The soft-spoken and low-profile singer has won a string of awards — Outstanding Lady Vocalist, Best RTP of the December Season, and Senior Outstanding Vocalist, all from the Madras Music Academy. Described by some as Andhra’s nightingale, she has also won the Best Musician Award from the AP state government.

Was it only music — at home, school and college — or did she have any other interest while growing up? “I was also into sports and was a member of the Scouts and Guides,” she reveals. With marriage came yet another link to music — her husband MSN Murthy is a noted violinist, vocalist and viola-player. He frequently accompanies her on the violin for concerts. And when he sings or plays the violin as a lead artiste, Rama accompanies him on the violin. “However, we never practise together before concerts,” she points out, “as we want the spontaneity to remain unaffected.” Rama occasionally accompanies other artistes too.

Switching roles

How does it feel to switch from the role of lead performer to accompanist? “Well, there is not much of a difference as I grew up doing both. I was performing solo and also accompanying my guru for years. Anyway, for a true artiste, what matters is to make good music, whether in the lead role or as an accompanist.”
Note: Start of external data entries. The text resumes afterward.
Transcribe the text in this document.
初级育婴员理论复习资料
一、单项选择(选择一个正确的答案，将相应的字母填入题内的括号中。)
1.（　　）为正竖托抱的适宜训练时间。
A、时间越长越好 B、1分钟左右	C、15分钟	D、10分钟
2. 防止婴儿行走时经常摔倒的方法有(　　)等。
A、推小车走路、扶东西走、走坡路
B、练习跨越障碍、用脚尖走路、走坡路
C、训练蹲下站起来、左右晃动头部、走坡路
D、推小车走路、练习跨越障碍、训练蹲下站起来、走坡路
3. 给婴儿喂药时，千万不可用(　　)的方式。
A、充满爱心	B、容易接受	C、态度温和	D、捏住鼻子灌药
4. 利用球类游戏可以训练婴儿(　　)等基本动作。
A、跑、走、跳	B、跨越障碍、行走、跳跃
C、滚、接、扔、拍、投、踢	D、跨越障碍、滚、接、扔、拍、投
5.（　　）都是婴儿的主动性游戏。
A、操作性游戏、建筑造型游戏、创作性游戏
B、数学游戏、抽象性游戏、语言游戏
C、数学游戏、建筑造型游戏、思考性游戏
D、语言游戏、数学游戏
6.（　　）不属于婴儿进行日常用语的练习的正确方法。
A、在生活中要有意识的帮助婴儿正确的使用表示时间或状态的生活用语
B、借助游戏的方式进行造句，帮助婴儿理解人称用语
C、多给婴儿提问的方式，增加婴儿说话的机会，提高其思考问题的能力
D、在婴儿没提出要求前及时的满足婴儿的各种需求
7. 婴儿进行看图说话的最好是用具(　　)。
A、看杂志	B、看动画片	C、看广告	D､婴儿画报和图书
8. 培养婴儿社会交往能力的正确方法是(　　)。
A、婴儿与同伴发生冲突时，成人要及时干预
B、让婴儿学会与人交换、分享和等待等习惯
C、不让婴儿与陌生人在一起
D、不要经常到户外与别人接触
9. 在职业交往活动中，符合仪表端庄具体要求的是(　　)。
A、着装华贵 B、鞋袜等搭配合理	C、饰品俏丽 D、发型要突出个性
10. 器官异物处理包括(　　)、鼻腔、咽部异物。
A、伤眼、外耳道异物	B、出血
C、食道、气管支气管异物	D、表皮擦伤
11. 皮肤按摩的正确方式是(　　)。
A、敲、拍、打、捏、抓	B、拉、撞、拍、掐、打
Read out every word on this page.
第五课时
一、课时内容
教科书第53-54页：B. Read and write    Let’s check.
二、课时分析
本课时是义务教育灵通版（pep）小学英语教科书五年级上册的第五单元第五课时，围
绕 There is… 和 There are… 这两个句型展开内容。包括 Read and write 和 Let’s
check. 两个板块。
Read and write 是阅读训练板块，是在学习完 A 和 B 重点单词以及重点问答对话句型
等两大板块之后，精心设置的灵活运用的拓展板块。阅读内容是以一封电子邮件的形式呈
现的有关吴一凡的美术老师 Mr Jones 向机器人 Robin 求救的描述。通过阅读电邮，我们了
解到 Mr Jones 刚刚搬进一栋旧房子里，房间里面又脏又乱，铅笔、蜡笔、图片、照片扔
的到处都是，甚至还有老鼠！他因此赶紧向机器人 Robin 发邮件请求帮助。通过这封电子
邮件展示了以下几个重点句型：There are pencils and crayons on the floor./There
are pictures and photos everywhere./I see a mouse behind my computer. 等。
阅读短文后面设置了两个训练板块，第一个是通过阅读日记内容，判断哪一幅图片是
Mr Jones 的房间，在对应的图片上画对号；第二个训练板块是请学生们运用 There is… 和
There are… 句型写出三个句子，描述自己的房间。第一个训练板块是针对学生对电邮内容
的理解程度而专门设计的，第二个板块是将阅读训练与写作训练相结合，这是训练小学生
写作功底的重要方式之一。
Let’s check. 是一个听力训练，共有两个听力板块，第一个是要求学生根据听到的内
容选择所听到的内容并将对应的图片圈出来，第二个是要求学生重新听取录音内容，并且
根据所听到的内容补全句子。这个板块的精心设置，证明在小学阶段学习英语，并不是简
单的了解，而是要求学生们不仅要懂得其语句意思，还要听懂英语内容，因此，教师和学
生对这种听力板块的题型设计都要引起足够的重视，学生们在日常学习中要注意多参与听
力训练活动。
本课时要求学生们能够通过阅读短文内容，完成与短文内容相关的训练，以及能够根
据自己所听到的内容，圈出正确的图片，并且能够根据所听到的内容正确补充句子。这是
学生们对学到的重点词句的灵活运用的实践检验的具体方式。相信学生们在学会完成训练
In whichever role, Rama’s performances are noted for effortlessness and ease of performance. To which remark, she says, “The sweat and strain is a part of the saadhana of the artiste and his personal experience. It need not be conveyed to the audience. If the artiste is completely immersed in his music and enjoying it, it is a pleasurable experience for the audience and performer alike.”

Rama often takes on and successfully executes musical challenges — difficult prayogas, tough sangatis, rare ragas, and so on. An elaborate alapana of Kuntalavarali, and a Graha Bhedam Ragam Thanam Pallavi in Mohana-Hindola-Brindavana Saranga for the Madras Music Academy are among such feats. She is currently presenting a TV series called ‘Raga Ravali’ on SVBC, on the 72 melakarthas, focusing on one raga per week.“Actually, the point is not so much whether the raga is Shankarabharanam or a rare one — what matters is that we deliver enriched and creative music which gives soukhyam to the audience,” she says.

She is also a teacher, though she does not find as much time nowadays, thanks to a packed performance schedule. But she stresses, “Learning is not only about sheer physical practice. As I pointed out in my thesis, an ideal musician is shaped by more than actual saadhana. Many other factors like listening, unconscious imbibing, family atmosphere and socio-economic factors play a part. But one needs to have inherent talent, and given that, there is no substitute for determination, focus and dedication.”

Rama is always elegantly turned out at her concerts. She even has a diploma in fashion design. She laughs it off saying, “It is just an indulgence, the result of a vocational diploma course I did when newly married. I sometimes design for myself or family members, nothing more.” She also drives a motorcycle, a Bullet. Interestingly, Rama and her husband, who often volunteer to perform for charity and social causes, have interestingly given up wearing silk because of humanitarian reasons.